Humoral Immune Response to HCV

nullAfter HCV infection, there is expression of the hypervariable NS1/E2 region on the surface of the virus, which stimulates B cells to produce high antibody titers of antibodies with the objective of destroying the permanence of the virus (Taylor et al., 2000). The appearance of anti-HCV antibodies is significantly delayed, and these antibodies can first be detected from 7 to 31 weeks after infection (Pawlotsky, 2004). The host applies selective pressure on HCV, and this stimulates high nucleotide variation, as well as the appearance of mutations in the envelope proteins, from which the virus selects genomic variants in an attempt to eliminate the site of immune response recognition (Botarelli et al., 1993). The great quantity of HCV quasispecies formed allows the virus to evade the humoral immune response, and the effect of HCV neutralizing antibodies appears to be insufficient to control the infection (Pawlotsky, 2004), which therefore persists (Giannini and Brechot, 2003).
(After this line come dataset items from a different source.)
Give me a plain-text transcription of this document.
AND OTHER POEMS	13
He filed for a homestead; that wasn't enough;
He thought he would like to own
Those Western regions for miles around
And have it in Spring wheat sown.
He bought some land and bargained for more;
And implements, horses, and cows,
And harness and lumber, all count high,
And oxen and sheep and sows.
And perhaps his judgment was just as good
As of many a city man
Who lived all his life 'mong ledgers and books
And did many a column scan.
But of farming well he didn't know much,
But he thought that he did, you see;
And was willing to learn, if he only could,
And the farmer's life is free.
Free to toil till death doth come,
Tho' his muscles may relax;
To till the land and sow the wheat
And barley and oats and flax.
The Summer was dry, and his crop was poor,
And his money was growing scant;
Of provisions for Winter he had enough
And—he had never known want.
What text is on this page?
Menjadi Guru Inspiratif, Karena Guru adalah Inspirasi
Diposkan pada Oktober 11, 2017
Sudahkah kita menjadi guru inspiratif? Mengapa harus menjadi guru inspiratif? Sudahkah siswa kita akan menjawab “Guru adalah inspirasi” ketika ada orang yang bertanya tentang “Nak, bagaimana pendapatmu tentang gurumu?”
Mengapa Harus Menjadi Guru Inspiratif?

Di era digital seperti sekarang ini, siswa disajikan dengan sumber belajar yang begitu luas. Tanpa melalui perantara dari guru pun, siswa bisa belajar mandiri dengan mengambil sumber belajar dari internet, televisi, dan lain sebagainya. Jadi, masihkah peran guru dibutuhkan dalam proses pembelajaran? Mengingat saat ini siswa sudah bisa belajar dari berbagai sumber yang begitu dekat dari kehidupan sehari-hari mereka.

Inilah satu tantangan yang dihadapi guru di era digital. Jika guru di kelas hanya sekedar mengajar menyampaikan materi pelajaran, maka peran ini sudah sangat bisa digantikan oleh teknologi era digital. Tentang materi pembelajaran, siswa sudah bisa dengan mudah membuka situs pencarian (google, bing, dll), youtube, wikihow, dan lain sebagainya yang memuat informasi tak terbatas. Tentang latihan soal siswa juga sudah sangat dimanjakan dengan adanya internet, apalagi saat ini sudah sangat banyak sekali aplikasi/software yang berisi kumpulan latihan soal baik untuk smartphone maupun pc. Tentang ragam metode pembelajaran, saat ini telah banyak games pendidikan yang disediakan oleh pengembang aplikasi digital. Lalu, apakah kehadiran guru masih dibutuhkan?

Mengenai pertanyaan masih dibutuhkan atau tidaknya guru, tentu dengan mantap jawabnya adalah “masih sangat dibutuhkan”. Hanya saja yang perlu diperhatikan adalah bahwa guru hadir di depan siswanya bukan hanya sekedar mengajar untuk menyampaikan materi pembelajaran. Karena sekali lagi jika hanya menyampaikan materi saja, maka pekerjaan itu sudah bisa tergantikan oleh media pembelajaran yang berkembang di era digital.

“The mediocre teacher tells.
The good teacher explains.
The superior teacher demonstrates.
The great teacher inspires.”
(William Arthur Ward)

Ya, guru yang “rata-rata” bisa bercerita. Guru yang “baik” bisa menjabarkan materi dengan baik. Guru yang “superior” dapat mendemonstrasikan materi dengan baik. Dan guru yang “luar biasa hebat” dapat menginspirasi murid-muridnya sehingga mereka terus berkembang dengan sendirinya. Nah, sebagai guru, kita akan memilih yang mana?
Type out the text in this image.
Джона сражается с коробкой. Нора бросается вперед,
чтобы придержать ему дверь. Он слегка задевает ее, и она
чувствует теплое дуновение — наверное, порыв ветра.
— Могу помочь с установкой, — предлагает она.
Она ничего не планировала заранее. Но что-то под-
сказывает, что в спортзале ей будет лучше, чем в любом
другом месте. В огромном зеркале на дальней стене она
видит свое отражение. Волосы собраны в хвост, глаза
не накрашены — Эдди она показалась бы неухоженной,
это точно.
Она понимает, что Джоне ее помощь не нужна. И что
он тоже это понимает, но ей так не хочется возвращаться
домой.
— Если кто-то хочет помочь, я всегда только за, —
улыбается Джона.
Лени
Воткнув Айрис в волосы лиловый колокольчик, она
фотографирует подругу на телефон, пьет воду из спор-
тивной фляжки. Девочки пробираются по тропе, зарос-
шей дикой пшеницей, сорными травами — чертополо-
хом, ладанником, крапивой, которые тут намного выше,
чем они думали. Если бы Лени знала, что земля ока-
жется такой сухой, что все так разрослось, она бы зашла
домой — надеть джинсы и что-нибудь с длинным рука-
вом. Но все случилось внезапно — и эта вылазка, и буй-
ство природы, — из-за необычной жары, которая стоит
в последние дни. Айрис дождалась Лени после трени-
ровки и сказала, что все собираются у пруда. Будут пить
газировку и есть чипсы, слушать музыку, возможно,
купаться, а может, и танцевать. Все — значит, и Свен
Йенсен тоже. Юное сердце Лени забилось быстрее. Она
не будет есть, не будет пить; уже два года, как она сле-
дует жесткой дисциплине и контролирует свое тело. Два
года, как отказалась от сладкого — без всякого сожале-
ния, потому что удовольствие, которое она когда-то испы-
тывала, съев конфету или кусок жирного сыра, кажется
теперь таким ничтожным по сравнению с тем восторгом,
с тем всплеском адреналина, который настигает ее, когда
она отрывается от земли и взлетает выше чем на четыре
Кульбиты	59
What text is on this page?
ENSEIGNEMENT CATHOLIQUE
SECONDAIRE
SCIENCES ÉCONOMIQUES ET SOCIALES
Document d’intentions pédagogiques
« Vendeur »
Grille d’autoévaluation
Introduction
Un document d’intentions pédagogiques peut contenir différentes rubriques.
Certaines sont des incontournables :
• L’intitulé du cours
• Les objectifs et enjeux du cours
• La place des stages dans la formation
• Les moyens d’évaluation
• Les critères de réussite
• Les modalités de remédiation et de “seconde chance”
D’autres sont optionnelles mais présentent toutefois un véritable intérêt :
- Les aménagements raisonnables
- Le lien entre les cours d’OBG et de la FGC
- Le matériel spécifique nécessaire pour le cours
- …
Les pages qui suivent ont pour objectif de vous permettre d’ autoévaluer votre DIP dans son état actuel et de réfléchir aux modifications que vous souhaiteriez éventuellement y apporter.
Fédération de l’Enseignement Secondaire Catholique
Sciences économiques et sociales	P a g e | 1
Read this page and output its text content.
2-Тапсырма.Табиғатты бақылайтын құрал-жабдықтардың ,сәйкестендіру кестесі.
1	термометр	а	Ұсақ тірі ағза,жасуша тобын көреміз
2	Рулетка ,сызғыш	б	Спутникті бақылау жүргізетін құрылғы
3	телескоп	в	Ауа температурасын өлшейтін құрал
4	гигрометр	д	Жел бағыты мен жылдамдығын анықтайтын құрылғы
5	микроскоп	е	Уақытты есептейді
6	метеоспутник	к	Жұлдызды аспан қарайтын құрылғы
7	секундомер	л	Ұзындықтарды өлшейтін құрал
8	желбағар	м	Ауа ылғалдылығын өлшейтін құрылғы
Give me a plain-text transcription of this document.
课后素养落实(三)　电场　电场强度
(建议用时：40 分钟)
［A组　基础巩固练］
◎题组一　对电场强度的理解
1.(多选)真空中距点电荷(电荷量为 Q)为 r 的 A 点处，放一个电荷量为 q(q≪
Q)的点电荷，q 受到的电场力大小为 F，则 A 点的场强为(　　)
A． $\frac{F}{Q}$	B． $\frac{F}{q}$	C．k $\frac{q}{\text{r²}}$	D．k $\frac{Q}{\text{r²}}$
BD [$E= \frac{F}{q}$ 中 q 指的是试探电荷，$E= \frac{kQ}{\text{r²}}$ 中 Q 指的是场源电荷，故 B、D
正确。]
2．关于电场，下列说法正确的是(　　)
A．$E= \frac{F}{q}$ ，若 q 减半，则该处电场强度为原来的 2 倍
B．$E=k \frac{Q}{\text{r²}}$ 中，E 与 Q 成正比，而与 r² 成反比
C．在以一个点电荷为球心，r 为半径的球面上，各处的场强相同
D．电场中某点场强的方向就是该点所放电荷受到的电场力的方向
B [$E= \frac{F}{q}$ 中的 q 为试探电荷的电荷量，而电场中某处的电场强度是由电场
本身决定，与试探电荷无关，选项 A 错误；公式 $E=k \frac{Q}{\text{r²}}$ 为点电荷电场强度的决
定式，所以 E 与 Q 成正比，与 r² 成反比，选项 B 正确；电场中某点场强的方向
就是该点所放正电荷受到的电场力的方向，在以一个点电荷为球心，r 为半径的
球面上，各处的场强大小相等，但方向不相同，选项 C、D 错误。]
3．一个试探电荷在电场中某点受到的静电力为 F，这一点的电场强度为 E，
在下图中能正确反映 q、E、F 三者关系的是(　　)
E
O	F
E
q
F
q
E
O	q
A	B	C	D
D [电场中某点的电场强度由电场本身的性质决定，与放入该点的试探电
Similar to what occurs in auto-immune type 2 hepatitis, HCV can mimic the immune system, leading to viral escape or post infection immunity (Cerny and Chisari, 1999 and Cerny and Chisari, 2000). Anti-HCV antibodies have been implicated in tissue damage due to the formation of immunocomplexes such as antinuclear antibodies (Cacoub et al., 1999), auto-antibodies that act against cytochrome P450 and antibodies that act against the liver and kidney (Cerny and Chisari, 1999). The deposition of immunocomplexes has been related to the appearance of extrahepatic manifestations, such as arthritis, cryoglobulinemia (Agnello, 1995), vasculitis, glomerulonephritis, Sicca syndrome and itchiness, all of which cause considerable morbidity (Cacoub et al., 1999).
There is evidence that HCV infection can be resolved by the cell response with specific CD4+ and CD8+ T cells when there is no formation of antibodies against this virus (Takaki et al., 2000 and Lechner et al., 2000), showing that the humoral immune response is not always involved in the response to HCV infection.